Pour les longues distances, l’intermodalité vélo + train + vélo est généralisée. De vastes parkings en ouvrage situés près des gares abritent des milliers de vélos. Le transport des vélos dans les trains est interdit à l’heure de pointe, tant ils prendraient d’espace. Mais avec une simple carte d’abonnement, chacun peut accéder à des vélos en location dans 350 gares de l’Hexagone. Et de nombreux voyageurs disposent d’un vélo pliant.
La forte baisse du trafic et du stationnement automobiles, ainsi que la transformation des autoroutes en voies urbaines ont libéré d’importants espaces dévolus aujourd’hui aux mobilités actives et aux transports publics, mais aussi à des jeux pour enfants, à de l’agriculture urbaine et à des parcs urbains. Les premiers niveaux des parkings souterrains sont tous réservés aux cycles.

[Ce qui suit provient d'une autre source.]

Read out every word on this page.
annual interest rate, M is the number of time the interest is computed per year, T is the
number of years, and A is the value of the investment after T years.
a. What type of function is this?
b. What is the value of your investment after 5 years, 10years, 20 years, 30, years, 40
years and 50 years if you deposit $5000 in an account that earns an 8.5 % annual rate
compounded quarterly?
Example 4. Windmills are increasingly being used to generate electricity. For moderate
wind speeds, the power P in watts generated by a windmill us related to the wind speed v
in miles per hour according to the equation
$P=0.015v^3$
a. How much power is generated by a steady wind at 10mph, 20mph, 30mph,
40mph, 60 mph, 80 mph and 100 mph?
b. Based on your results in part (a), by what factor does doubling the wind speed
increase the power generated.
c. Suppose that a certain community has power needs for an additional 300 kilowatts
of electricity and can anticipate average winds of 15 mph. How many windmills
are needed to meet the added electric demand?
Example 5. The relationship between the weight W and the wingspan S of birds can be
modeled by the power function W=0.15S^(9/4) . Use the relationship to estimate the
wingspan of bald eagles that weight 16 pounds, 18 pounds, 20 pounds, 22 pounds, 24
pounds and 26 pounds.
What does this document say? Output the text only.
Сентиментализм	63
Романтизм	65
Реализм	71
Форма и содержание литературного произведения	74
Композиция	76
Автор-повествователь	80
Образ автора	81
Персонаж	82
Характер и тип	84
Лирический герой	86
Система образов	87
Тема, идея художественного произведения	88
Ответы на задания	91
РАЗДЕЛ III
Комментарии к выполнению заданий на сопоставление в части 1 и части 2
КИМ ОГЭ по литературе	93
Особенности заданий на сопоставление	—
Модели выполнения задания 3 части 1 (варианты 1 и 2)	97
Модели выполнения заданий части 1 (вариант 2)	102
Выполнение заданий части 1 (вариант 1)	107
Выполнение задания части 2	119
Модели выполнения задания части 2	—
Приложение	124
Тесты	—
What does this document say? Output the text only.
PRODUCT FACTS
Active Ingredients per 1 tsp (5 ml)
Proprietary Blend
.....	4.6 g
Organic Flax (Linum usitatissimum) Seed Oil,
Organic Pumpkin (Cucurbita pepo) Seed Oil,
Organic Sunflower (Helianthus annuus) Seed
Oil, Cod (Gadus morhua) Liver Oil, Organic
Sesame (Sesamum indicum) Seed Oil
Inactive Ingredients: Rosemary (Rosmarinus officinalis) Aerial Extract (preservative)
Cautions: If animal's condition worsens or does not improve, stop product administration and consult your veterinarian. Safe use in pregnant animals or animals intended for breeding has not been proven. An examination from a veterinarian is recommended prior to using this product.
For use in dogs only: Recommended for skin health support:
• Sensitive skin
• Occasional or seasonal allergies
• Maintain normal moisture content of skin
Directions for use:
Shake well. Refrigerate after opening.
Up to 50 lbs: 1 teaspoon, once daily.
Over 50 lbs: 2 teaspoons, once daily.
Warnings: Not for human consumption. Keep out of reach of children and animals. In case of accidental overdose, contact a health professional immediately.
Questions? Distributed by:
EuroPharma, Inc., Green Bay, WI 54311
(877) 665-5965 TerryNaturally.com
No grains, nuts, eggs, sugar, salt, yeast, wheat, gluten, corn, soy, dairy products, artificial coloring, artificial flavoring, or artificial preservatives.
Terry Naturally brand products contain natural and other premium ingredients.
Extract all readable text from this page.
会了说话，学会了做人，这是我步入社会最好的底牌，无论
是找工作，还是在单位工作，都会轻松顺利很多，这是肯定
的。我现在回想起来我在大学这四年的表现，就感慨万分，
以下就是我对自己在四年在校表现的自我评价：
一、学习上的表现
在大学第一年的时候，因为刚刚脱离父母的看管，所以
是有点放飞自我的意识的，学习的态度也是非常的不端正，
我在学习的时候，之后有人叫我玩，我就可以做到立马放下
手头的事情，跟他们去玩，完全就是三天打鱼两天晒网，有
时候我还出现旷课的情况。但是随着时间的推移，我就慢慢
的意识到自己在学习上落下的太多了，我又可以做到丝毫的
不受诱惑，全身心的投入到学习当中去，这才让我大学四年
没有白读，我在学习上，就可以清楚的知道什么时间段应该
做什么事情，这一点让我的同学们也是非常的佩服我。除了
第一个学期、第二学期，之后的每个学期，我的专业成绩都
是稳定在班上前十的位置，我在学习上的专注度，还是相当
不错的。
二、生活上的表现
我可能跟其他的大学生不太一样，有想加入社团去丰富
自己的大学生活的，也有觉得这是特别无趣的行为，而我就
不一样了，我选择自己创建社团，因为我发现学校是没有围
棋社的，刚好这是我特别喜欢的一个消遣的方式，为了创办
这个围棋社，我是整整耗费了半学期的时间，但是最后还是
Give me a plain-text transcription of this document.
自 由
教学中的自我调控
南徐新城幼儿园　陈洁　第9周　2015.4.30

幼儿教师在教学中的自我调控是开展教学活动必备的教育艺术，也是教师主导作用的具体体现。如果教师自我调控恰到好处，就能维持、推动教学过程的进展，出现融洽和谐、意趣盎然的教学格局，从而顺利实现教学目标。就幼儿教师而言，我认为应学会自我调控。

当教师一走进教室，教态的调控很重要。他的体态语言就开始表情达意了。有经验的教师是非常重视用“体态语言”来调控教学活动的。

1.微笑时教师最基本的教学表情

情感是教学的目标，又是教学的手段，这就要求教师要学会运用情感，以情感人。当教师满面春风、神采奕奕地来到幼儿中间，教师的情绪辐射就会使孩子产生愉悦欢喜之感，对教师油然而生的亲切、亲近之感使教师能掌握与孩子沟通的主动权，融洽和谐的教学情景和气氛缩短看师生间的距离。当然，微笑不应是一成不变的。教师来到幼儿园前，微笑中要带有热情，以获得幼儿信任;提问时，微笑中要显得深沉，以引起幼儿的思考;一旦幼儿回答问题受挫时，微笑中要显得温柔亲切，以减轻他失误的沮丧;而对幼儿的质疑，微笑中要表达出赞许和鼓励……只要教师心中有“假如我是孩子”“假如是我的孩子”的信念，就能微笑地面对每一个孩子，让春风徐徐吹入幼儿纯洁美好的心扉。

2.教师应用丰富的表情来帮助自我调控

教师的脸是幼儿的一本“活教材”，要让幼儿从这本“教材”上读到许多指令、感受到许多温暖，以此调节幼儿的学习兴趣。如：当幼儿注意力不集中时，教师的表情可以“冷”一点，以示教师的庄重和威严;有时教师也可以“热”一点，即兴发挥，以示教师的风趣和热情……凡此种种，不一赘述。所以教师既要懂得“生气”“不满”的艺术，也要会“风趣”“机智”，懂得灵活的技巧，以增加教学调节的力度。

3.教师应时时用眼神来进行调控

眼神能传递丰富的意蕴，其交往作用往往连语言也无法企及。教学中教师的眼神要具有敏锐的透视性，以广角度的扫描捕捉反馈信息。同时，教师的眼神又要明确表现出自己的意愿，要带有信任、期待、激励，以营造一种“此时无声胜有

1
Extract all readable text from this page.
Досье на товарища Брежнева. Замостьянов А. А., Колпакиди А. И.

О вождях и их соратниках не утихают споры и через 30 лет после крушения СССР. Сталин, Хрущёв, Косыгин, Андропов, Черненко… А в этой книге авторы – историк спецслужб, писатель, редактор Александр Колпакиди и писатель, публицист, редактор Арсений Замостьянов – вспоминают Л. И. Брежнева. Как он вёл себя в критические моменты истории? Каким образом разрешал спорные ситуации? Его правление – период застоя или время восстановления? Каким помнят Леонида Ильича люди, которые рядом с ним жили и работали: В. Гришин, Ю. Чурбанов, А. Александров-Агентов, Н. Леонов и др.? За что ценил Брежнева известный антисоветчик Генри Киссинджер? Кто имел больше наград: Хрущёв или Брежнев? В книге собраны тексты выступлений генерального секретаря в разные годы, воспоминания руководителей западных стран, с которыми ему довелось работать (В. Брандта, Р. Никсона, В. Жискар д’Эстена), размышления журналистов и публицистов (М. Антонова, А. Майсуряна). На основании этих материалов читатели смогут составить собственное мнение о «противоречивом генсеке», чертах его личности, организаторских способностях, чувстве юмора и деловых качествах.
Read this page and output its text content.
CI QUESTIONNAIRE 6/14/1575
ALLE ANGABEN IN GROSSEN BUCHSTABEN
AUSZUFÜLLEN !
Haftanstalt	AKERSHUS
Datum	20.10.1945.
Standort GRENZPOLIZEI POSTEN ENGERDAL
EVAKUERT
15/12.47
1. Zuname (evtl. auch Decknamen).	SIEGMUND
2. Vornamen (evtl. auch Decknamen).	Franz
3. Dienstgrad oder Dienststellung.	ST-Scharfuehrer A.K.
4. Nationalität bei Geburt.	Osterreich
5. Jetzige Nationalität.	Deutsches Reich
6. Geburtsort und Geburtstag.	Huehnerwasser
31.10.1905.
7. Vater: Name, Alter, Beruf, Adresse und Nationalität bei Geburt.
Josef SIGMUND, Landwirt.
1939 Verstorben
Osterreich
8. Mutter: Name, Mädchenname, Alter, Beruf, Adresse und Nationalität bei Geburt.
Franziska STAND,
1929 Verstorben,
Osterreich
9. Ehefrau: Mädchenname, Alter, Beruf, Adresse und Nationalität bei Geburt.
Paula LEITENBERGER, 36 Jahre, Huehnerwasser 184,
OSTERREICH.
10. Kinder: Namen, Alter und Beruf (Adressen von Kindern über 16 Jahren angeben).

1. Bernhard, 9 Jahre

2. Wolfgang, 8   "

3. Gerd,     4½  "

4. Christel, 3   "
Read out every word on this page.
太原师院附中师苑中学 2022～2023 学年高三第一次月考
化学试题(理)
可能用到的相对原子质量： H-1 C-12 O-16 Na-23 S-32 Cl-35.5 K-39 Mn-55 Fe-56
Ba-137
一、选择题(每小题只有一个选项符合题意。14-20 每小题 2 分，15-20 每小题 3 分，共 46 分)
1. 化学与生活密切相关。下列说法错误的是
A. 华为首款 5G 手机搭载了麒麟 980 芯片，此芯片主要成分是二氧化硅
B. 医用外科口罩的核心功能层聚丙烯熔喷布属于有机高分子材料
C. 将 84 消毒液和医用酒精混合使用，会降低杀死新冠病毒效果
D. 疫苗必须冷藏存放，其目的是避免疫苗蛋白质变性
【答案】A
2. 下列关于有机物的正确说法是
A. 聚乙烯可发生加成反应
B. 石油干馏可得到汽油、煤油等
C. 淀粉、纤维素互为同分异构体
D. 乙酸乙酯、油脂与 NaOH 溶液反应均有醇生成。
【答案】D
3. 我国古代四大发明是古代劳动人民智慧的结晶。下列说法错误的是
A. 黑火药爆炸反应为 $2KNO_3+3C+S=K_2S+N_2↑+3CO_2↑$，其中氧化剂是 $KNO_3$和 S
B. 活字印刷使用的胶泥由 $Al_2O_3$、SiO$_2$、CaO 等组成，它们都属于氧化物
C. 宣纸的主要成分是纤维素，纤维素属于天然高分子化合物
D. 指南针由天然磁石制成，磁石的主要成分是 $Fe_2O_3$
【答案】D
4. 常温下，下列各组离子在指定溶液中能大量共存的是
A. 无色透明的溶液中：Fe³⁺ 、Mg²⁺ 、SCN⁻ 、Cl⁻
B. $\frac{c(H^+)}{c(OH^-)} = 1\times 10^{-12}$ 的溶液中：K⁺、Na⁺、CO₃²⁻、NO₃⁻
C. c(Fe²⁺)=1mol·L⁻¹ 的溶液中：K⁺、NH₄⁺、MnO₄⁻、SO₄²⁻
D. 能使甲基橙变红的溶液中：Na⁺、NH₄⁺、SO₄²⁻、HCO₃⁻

À l’école, au « savoir rouler » a été ajouté le « savoir réparer ». Les filles plus minutieuses se révèlent particulièrement douées au grand dam des garçons vexés. Le vélo n’a jamais autant servi de support pédagogique, que ce soit en mathématique, en physique ou même en littérature ou en histoire. Dans les villes et campagnes calmées, les sorties à pied ou à vélo sont devenues aisées.